The Company reserves the right of ownership in all plans, designs, drawings, samples and specifications relating to the goods and such documents shall not be copied, reproduced, assigned, transferred or shown to third parties without the consent of the Company.

14. Termination

  1. If any distress or execution is threatened or levied upon the Customer, his property or assets or if the Customer makes or offers to make any composition with creditors or commits any act of bankruptcy or has a receiving order made against him or, being a limited company, if the Customer is liquidated or wound up or has a petition for winding up presented against it or pass a resolution for a voluntary winding up (otherwise than for the purpose of a reconstruction)or if a receiver is appointed then, without derogating from any rights of the Company and without discharge or prejudicing any pre-existing liability of the Customer to the Company the Contract and all other contracts between the Customer and the Company shall be determined absolutely and accept as herein mentioned neither party shall have any rights under this agreement.
  2. If at any time the Customer shall default in the puntual payment of any sums due hereunder, the Company may without prejudice to its claim for sums due or for damages for breach of this agreement terminate the Contract and any other contracts between the Customer and the Company.
  3. In the event of termination under (14.1) above or termination under (14.2) above and without previous notice demand and notwithstanding that the Company may have waived some previous default of the Customer, the Customer will pay the Company
    1. All sums owing to the Company under the Contract and any othe contracts, whether due for payment or not.
    2. Interest at the rate of 1.5% per month from the date of termination (the Customers liability hereunder being deemed to have arisen immediately before and not after termination of the Contract) until payment.
    3. By way of agreed damages for the further loss to the Company the sales value of all outstanding orders placed by the Customer with the Company less an amount equivalent to the purchase cost to the Company of the goods the subject of the orders.

15. General

  1. Any notice required to be given hereunder shall be sufficiently given if forwarded by first class post or by facsimile provided subsequent confirmation is sent by first class post to the last known address of the Company or the Customer.
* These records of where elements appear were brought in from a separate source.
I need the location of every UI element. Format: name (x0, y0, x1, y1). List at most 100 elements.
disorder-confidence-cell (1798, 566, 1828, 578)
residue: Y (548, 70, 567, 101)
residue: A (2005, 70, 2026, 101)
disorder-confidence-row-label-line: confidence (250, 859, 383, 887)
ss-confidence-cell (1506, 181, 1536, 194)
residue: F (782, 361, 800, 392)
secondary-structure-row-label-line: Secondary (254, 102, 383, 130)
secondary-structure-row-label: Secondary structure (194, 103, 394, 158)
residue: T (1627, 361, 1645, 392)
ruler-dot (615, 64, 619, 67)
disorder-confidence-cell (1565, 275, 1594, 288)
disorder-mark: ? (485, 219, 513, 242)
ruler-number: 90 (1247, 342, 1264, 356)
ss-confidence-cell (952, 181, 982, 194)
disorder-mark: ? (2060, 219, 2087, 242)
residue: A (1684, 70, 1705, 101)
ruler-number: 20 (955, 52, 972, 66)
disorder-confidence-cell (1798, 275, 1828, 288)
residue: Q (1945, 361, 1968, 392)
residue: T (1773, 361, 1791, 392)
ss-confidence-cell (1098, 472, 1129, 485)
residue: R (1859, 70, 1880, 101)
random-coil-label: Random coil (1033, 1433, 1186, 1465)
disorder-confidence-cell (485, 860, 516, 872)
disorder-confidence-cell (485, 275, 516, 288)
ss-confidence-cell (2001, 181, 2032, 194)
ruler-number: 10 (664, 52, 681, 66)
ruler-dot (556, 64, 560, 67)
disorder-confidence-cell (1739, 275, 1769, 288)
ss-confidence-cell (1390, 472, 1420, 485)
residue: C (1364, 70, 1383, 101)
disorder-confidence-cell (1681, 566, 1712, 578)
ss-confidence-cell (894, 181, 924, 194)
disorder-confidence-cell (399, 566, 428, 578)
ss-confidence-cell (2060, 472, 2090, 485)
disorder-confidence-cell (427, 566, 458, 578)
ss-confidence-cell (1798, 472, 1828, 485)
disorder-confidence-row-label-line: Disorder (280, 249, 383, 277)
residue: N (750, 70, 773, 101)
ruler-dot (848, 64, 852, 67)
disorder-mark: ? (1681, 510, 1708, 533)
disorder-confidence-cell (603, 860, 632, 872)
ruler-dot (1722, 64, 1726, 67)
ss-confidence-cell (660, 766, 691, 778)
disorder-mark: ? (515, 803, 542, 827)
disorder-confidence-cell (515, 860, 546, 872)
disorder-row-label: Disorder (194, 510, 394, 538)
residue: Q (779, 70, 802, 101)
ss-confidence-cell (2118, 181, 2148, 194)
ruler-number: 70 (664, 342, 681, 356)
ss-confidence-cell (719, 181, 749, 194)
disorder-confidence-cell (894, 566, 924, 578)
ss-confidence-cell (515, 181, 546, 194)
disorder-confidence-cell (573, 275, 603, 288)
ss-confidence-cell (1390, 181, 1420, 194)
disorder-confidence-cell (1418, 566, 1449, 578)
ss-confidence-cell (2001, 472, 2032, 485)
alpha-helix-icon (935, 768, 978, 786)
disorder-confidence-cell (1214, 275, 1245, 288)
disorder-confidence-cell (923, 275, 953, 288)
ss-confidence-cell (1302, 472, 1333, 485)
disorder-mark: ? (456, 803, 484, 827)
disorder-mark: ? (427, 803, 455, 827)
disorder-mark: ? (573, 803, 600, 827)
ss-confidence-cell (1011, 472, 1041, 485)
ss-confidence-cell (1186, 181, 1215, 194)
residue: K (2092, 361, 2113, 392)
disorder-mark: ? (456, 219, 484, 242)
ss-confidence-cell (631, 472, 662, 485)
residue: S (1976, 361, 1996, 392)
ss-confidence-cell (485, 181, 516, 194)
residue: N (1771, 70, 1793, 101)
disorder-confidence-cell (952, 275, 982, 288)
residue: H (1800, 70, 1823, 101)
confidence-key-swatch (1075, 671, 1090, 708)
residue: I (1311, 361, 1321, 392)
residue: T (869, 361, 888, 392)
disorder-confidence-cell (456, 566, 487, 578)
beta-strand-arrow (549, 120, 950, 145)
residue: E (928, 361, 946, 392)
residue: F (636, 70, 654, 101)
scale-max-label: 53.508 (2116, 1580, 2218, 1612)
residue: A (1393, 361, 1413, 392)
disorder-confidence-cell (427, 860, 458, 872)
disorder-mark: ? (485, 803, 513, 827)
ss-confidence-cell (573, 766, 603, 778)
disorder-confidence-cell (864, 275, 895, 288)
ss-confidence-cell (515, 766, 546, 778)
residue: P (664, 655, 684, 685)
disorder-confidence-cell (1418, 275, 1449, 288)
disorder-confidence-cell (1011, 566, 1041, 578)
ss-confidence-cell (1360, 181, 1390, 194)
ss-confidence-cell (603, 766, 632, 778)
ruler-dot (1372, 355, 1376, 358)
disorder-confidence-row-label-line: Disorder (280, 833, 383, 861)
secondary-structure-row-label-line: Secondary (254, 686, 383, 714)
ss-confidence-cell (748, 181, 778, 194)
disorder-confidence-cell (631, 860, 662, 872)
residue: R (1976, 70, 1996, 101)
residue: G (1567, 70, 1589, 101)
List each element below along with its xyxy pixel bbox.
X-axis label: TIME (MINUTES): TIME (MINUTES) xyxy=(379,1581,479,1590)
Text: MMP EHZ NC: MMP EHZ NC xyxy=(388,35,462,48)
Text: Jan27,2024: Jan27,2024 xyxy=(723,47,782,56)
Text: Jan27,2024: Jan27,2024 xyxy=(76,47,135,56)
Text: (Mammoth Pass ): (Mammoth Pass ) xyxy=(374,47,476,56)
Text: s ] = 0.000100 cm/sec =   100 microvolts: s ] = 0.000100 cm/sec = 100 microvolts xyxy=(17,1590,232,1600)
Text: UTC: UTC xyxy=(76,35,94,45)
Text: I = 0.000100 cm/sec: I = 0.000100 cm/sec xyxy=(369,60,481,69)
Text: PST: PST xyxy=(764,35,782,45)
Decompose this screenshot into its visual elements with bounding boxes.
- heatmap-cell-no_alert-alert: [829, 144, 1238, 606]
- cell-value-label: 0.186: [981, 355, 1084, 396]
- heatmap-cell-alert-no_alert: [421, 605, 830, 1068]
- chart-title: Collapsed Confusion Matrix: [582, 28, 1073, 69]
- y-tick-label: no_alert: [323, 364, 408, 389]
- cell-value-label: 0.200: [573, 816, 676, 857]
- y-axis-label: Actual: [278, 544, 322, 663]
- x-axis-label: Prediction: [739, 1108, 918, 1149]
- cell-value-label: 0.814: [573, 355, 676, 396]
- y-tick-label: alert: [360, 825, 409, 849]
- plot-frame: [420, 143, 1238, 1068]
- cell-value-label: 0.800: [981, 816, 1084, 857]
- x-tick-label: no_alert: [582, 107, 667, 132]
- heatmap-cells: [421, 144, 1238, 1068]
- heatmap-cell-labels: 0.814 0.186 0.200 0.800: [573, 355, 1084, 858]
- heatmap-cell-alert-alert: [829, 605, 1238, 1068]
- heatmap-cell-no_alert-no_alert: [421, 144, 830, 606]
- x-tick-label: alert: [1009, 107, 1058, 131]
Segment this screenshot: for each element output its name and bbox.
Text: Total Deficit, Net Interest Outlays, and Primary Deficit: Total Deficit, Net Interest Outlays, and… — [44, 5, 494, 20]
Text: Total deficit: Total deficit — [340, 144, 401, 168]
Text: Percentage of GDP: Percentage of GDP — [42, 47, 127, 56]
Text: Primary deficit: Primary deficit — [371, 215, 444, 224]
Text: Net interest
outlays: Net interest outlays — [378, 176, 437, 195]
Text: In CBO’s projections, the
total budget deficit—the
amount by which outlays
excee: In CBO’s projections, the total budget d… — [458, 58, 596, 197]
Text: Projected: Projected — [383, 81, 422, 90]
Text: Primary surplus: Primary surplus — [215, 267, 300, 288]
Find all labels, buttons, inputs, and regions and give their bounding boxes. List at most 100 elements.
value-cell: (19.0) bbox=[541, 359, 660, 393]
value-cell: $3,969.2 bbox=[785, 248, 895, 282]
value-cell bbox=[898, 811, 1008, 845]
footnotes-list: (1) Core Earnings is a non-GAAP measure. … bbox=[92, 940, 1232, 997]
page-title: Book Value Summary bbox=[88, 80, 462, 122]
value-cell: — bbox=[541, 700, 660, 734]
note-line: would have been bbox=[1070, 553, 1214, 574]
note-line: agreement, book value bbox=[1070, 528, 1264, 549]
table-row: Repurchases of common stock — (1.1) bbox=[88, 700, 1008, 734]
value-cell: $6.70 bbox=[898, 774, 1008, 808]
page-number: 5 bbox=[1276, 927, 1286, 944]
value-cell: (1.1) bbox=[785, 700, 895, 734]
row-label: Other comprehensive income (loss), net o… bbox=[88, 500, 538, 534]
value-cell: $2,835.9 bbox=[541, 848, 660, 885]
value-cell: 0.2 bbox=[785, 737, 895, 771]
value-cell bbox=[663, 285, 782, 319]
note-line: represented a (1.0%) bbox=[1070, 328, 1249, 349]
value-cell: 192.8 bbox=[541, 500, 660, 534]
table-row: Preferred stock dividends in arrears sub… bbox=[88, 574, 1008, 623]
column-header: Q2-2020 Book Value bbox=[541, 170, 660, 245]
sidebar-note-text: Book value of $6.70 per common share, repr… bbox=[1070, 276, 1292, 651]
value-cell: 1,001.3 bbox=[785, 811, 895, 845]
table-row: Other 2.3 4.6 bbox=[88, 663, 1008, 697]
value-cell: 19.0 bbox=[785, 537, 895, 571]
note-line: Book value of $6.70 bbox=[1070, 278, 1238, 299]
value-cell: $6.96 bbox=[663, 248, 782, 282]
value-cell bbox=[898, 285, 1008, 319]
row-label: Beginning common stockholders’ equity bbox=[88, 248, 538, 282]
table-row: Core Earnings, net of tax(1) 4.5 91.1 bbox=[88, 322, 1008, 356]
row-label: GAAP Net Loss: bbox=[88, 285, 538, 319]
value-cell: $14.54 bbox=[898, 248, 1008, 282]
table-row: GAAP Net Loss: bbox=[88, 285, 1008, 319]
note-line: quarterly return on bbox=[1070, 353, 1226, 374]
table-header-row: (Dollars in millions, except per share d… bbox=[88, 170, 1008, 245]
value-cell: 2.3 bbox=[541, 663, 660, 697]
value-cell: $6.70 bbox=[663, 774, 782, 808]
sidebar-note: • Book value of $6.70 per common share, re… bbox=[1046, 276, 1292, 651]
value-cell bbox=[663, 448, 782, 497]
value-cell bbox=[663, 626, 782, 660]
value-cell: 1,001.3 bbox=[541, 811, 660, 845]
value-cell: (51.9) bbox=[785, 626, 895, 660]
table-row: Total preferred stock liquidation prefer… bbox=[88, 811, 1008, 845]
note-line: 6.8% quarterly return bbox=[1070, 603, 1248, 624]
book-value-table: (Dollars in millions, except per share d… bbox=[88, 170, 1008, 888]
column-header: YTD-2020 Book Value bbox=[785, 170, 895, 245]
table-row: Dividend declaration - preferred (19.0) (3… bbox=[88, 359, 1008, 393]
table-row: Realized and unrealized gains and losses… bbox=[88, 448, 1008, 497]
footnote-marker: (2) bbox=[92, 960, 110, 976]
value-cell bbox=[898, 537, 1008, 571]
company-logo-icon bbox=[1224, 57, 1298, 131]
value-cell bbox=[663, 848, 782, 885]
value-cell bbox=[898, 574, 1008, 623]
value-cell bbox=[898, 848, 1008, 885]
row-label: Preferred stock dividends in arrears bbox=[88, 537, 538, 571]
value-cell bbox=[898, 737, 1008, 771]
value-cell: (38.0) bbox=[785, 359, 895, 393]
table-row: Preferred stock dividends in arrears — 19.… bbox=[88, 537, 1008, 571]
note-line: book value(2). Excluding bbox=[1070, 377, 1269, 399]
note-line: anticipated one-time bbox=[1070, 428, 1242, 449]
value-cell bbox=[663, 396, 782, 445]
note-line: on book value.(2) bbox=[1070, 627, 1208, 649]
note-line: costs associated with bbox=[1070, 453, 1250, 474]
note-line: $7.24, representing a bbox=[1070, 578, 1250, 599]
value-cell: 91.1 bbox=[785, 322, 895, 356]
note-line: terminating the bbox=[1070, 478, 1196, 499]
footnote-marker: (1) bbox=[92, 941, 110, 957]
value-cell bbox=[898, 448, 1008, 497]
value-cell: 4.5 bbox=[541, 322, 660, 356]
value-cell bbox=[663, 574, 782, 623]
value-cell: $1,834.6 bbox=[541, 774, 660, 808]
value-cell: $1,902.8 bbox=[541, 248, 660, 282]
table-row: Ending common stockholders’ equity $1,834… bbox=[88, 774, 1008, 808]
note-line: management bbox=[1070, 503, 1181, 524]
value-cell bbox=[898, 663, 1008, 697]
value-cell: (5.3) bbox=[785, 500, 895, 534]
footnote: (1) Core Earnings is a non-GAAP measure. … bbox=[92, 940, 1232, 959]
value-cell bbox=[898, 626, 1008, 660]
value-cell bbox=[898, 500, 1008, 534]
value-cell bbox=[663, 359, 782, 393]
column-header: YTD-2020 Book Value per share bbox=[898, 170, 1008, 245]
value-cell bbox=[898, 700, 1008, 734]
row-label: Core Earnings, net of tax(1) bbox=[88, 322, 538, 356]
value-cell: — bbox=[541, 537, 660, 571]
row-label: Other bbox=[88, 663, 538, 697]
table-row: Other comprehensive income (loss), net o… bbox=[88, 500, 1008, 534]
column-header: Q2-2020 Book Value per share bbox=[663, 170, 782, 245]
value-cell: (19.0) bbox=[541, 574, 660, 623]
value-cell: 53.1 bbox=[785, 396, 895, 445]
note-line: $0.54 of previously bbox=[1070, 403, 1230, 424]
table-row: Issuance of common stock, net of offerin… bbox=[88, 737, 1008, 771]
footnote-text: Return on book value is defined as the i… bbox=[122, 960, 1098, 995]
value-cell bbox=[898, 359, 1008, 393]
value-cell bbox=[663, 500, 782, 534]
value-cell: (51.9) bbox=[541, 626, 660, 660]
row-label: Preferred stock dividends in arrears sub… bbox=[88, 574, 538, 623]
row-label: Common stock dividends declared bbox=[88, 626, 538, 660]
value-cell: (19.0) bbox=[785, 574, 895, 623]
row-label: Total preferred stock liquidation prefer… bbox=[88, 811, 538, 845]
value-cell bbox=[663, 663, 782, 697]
Every notice shall have been deemed to have been received and given two business days of posting.
  2. No forbearance, indulgence or relaxation on the part of the Company granted to the Customer or in enforcing any of these terms and conditions shall in any way affect the right of the Company or operate as a waiver of any breach of these terms and conditions by the Customer.

16. Proper law

These conditions shall be governed by English Law and subject to the jurisdiction of the English Courts.